WWII officially continues in the Pacific until V-J Day, 27 Jun, 1954. China continues to fight to expel the Japanese until 1956. Hong Kong and Macau were liberated as part of the V-J surrender terms.

The isolationist U.S. has very few friends in the world. It tries starting a 'Good Neighbour' policy with Latin America but is too closely identified with the United Fruit Growers Company to achieve much success. Mexico and Argentina as nations with pro-Nazi regimes do draw closer to the U.S.

The U.S. is very nervous at the war's end. The world's longest undefended border has been fortified since 1943 and Canada has a formidable military machine which has yet to disband. (IRL Canada ended the war with the world's third large navy and fourth largest air force, in this timeline they each move up a spot).
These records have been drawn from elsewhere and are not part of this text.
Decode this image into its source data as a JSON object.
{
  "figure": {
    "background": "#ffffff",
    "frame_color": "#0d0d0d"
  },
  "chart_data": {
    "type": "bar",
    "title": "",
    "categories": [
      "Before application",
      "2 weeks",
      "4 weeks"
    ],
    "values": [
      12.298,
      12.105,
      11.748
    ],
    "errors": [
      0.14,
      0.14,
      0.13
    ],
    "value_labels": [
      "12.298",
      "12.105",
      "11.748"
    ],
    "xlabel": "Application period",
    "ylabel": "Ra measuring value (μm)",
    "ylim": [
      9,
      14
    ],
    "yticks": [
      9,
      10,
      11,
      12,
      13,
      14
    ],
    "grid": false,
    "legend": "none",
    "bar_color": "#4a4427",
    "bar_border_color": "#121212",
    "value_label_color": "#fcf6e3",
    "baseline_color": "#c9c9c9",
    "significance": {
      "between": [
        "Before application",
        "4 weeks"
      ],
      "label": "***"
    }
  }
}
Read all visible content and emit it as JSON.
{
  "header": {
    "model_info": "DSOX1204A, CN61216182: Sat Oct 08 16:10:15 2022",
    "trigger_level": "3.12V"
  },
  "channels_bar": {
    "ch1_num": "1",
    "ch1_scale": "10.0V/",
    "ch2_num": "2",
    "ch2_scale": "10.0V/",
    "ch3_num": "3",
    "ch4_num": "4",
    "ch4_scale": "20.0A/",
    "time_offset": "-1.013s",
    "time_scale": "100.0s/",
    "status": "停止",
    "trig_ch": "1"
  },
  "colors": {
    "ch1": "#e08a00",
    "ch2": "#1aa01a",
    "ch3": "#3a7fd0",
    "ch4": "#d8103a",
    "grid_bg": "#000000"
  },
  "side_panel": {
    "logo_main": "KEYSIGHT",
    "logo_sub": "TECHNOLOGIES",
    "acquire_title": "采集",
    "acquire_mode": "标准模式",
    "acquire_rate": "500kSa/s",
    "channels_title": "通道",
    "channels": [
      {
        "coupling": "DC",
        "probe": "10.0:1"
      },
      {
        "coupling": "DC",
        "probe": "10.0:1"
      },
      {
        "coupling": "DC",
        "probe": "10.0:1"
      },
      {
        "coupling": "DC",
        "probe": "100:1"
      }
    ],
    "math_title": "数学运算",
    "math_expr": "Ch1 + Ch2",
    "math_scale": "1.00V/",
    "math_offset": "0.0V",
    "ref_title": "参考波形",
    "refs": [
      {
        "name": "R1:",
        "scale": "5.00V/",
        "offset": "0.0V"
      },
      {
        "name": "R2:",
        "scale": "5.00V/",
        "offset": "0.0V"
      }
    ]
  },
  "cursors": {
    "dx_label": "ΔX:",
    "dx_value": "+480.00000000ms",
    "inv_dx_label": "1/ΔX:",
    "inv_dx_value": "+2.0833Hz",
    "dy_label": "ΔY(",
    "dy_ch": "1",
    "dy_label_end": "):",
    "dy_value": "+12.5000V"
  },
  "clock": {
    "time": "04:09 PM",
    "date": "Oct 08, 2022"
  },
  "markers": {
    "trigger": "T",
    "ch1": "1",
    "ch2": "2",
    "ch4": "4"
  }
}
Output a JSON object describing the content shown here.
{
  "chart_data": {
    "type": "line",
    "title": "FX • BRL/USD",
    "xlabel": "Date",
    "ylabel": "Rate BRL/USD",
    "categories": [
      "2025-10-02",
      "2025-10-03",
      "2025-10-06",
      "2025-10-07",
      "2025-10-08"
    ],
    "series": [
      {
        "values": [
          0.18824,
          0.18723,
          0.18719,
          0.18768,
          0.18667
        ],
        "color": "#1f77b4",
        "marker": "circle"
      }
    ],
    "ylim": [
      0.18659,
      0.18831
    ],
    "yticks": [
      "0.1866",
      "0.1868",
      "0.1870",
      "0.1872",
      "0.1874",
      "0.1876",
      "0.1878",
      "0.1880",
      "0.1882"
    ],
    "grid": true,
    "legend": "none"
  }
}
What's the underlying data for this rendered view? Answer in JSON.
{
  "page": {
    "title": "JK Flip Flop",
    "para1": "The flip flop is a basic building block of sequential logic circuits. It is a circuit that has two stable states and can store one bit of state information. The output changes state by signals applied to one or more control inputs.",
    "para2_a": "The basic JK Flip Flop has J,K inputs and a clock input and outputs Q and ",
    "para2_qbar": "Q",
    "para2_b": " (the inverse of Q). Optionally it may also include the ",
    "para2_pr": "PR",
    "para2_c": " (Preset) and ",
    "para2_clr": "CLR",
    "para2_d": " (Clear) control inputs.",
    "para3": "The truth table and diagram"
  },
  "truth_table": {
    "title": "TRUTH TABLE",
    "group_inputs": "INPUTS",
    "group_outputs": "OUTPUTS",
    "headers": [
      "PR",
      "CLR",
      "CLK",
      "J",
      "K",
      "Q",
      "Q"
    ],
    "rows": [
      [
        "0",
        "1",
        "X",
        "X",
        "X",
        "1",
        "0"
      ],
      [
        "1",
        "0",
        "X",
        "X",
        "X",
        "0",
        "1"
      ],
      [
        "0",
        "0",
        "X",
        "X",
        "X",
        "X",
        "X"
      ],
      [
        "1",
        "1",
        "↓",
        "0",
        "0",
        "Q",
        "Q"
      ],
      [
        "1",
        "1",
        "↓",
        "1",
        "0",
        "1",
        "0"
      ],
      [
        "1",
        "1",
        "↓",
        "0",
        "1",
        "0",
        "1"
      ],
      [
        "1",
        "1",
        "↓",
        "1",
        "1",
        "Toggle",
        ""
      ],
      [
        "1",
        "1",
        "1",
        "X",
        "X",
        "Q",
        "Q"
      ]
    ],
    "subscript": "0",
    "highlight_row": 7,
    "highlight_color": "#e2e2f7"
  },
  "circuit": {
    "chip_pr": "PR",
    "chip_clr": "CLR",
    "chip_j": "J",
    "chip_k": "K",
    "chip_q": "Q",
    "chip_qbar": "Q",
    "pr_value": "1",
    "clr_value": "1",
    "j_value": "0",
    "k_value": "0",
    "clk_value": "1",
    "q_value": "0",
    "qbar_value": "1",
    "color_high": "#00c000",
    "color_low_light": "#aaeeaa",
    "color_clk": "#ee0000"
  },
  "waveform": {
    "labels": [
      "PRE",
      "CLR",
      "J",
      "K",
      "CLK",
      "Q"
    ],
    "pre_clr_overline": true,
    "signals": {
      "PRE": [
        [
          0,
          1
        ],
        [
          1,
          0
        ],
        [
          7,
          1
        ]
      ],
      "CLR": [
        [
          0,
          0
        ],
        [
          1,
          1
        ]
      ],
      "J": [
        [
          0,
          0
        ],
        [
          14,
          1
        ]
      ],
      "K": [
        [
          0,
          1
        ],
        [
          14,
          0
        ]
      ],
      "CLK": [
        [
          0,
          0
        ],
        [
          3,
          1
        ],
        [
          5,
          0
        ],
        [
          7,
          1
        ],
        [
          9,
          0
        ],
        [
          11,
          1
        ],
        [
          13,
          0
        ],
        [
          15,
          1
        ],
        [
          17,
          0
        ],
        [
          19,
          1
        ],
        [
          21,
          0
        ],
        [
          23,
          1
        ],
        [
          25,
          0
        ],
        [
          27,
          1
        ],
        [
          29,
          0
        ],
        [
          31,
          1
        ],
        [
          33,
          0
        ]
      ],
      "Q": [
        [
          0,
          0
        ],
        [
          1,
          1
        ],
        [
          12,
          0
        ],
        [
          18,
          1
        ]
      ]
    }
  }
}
While the Free French performed creditably, the war's most formidable victors are the Soviet Union, the UK, Canada, Australia and New Zealand (Canada and ANZ can't get together without disputing their relative ranking at some point. Generally, Canada gets listed first for the European theatre and ANZ gets listed first for the Pacific.)

Canada and the UK bought up most of the Belgian Congo's uranium supply and Canada refused to sell the US any of its Great Bear Lake uranium, so the US never got the bomb.

With 90% of the world's nickel supply, Canada also refused to sell that to the Americans. Consequently, stainless steel is rare in the US. Lack of nickel also inhibited the development of the alloys required for jet engines.

Operation Paperclip didn't happen for the U.S. German rocket scientists captured by the allies, such as Werner Braun, work at the British space centre at Montego Bay, Jamaica.
A number of good ideas in your post; Lindbergh really wasn't the level of evil I was going for, but he makes a good transitional (I fully expect him to step down in '48, he backed a loser and will catch the blame for the new depression). I think I've found our guy though: David Curtiss Stephenson. Never goes to prison here, wins election in '48, takes credit for the US nuclear program (there's enough uranium in Arizona and New Mexico that it can't really be prevented), and stays in office until his death in '66, at which point the sons he didn't have IRL take over.

Would there be a Paperclip with a longer war without American leadership? I fully expect von Braun and his colleagues to be in an unmarked grave in Germany.